5.7.2 Distributions of Equivalent Statistics

We can construct five equivalent statistics to compare \(M_0\) and \(M_1\).

  • The t-statistic (\(T\)): \[T = \frac{\bar{Y} - \mu_0}{S/\sqrt{n}}\]

  • The F-statistic (\(F\)): \[F = \frac{n(\bar{Y} - \mu_0)^2}{S^2} = T^2\]

  • The Type I Beta statistic (\(B_I\)): \[B_I = \frac{SS_{\text{diff}}}{SSE_0} = \frac{n(\bar{Y} - \mu_0)^2}{\sum (Y_i - \mu_0)^2}\]

  • The Type II Beta statistic (\(B_{II}\)): \[B_{II} = \frac{SSE_1}{SSE_0} = \frac{\sum (Y_i - \bar{Y})^2}{\sum (Y_i - \mu_0)^2} = 1 - B_I\]

  • The Scaled Type II Beta statistic (\(S_{\text{scaled}}\)): \[S_{\text{scaled}} = \frac{SSE_1/(n-1)}{SSE_0/n} = \left( \frac{n}{n-1} \right) B_{II}\]

5.7.3 Expectations Under \(M_1\) and \(M_0\)

The table below contrasts the distributions and expected values of these statistics.
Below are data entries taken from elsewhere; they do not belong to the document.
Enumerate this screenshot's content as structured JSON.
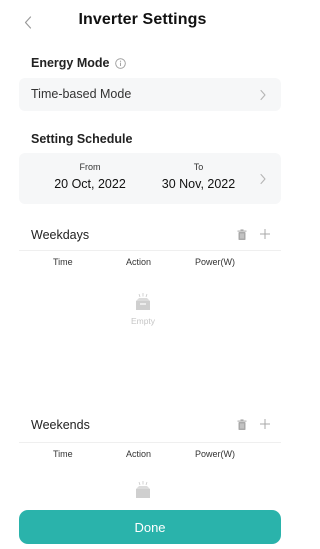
{
  "header": {
    "title": "Inverter Settings",
    "back_icon": "chevron-left-icon"
  },
  "energy_mode": {
    "label": "Energy Mode",
    "info_icon": "info-icon",
    "value": "Time-based Mode"
  },
  "schedule": {
    "label": "Setting Schedule",
    "from_label": "From",
    "from_date": "20 Oct, 2022",
    "to_label": "To",
    "to_date": "30 Nov, 2022"
  },
  "weekdays": {
    "title": "Weekdays",
    "columns": [
      "Time",
      "Action",
      "Power(W)"
    ],
    "empty_text": "Empty"
  },
  "weekends": {
    "title": "Weekends",
    "columns": [
      "Time",
      "Action",
      "Power(W)"
    ]
  },
  "footer": {
    "done_label": "Done"
  },
  "colors": {
    "accent": "#2ab3ab",
    "row_bg": "#f6f7f8",
    "muted": "#c6c6c6"
  }
}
We assume the sample size \(n\) is large enough for the mean of \(F\) to exist (\(n > 3\)).

  • Degrees of Freedom: \(\text{df}_1 = 1\), \(\text{df}_2 = n-1\).
  • Non-centrality: \(\delta = \frac{\sqrt{n}(\mu - \mu_0)}{\sigma}\) and \(\lambda = \delta^2 = \frac{n(\mu - \mu_0)^2}{\sigma^2}\).
Table 5.1: Expected Values of Test Statistics Under Null and Alternative Hypotheses
Statistic Distribution under \(H_1\) (\(\mu \neq \mu_0\)) Exact Mean under \(H_0\) (\(\mu=\mu_0\)) Approximate Mean under \(H_1\)
\(T\) \(t(n-1, \delta)\) \(0\) \(\frac{\sqrt{n}(\mu - \mu_0)}{\sigma}\)
\(F\) \(F(1, n-1, \lambda)\) \(\frac{n-1}{n-3} \approx 1\) \(1 + \frac{n(\mu - \mu_0)^2}{\sigma^2}\)
\(B_I\) \(\text{Beta}_1\left(\frac{1}{2}, \frac{n-1}{2}, \lambda\right)\) \(\frac{1}{n}\) \(\frac{1/n + \frac{(\mu - \mu_0)^2}{\sigma^2}}{1 + \frac{(\mu - \mu_0)^2}{\sigma^2}}\)
\(B_{II}\) \(\text{Beta}_2\left(\frac{n-1}{2}, \frac{1}{2}, \lambda\right)\) \(\frac{n-1}{n}\) \(\frac{(n-1)/n}{1 + \frac{(\mu - \mu_0)^2}{\sigma^2}}\)
\(S_{\text{scaled}}\) \(\text{Scaled-Beta}_2\left(\frac{n-1}{2}, \frac{1}{2}, \lambda\right)\) \(1\) \(\frac{1}{1 + \frac{(\mu - \mu_0)^2}{\sigma^2}}\)

Key Interpretation: All statistics are functionally driven by the signal energy. Notably, for \(S_{\text{scaled}}\), the sample size \(n\) cancels out in the approximate mean. This makes it a direct measure of the ratio between Noise Variance and Total Variance (Noise + Signal) in the population distributions, connected to the Rao-Blackwell decomposition of variances.